Washington (Platts)--2Oct2009/507 pm EDT/2107 GMT

  

Carbon market players on Friday said a US Senate cap-and-trade bill needs to be far more open to the use of international offsets in order to reduce the economic impact on emitters looking to reduce their greenhouse gas emissions and to spur investment in offset projects in high-emitting developing countries.

"The legislation is in need of significant improvement in order to fully tap the innovative power of American businesses and reduce emissions as cost-effectively as possible," International Emissions Trading Association President Henry Derwent said in a statement.

IETA said that after reviewing the bill unveiled Wednesday by Democratic Senators John Kerry of Massachusetts and Barbara Boxer of California, it is "deeply concerned" by language limiting international offsets to a maximum of one-quarter of the annual cap.

Provisions in a bill (H.R. 2454) approved in June by the House of Representatives that would set the the limit at one-half [of 2 billion metric tons CO2 equivalent annually] should be the minimum, it said.

"[T]he Senate bill moves in exactly the wrong direction on this issue, potentially creating an artificial scarcity that would unnecessarily raise prices for covered parties and the consumers they service,"

IETA said, noting that the domestic offset market may have trouble reaching 1 billion-mt mark as set in the House bill. IETA also recommended that the Senate remove a provision that 1.25 international offsets would be required to equal one domestic allowance or offset after 2018.

"Devaluing international credits by 20% will render uneconomic many otherwise cost-effective and environmentally sound offset projects," it said.

IETA also asked that the bill be changed to recognize offset projects established before a January 1, 2016, phase-out from project-based to sector-based crediting.

"IETA believes international offset projects under development at the time a sector is listed for transition to sectoral crediting should continue to receive offset credits for the project's full crediting period," the trade group said. "In order to ensure against double-counting, these credits should be accounted for in the sectoral baseline."
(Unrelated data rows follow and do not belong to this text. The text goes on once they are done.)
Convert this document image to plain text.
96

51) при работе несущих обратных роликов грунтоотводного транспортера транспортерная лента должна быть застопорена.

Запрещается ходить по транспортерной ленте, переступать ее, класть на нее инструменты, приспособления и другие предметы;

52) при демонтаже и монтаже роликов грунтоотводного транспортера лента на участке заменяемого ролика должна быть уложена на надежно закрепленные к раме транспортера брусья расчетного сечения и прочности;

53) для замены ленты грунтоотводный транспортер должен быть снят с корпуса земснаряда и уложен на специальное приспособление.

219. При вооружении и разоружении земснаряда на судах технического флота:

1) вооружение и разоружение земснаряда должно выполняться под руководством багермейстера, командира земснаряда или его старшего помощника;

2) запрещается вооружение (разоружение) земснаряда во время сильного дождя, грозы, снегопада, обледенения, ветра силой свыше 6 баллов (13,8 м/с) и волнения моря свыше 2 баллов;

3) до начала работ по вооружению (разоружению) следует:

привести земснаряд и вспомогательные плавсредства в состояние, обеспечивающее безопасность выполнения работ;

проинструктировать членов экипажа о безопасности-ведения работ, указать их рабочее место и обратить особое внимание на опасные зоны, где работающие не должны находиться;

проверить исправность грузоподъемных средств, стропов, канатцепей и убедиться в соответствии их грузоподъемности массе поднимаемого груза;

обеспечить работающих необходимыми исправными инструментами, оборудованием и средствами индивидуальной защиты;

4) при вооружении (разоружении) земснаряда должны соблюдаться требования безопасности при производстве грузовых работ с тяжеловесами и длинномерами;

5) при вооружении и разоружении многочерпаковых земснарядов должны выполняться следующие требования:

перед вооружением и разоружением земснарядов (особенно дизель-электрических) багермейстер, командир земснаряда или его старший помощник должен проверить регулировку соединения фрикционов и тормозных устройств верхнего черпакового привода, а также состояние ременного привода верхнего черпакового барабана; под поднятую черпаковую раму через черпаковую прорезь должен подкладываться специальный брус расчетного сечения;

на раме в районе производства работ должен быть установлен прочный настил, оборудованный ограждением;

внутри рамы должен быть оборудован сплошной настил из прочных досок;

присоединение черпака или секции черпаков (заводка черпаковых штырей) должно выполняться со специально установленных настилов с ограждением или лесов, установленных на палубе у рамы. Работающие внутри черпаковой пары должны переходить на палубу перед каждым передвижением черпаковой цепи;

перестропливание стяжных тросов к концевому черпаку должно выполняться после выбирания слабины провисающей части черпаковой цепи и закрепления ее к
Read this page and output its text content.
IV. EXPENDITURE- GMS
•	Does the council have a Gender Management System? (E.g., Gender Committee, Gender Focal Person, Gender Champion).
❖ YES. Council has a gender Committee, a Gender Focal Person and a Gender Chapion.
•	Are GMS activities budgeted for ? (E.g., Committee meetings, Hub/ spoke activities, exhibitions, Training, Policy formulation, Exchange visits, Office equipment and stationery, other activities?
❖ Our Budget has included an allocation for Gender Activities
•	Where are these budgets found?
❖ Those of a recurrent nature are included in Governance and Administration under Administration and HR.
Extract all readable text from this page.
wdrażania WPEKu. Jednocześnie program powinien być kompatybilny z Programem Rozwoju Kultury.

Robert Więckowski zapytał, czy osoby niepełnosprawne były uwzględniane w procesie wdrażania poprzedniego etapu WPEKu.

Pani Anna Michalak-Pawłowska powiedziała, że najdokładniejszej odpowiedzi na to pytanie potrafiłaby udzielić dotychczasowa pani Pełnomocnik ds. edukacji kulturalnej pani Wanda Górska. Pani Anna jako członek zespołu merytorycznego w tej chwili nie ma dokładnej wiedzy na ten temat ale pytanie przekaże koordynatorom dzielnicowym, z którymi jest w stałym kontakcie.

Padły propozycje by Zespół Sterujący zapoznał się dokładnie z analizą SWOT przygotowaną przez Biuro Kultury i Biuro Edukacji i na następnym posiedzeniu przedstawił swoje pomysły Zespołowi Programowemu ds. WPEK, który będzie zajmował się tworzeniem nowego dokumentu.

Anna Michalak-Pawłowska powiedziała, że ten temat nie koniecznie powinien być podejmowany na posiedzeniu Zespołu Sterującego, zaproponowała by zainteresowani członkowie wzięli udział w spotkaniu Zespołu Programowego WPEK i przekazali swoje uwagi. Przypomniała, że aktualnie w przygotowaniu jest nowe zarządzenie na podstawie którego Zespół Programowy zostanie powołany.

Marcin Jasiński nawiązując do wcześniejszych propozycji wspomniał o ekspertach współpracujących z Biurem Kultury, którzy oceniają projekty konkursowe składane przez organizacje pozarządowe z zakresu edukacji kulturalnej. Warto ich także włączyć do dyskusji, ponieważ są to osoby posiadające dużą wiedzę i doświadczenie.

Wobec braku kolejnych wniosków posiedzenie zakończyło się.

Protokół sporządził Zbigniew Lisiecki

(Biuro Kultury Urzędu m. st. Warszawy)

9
IETA also asked for a system to better attract capital to address deforestation in developing countries. It applauded language in the bill that would create an offset mechanism for reduced deforestation, and said the legislation should "explicitly recognize project-level activities 'nested' within sub-national and national frameworks, extend the phase-out of sub-national accounting and crediting from five to at least 10 years and provide explicitly for early action crediting from international reduced deforestation activities."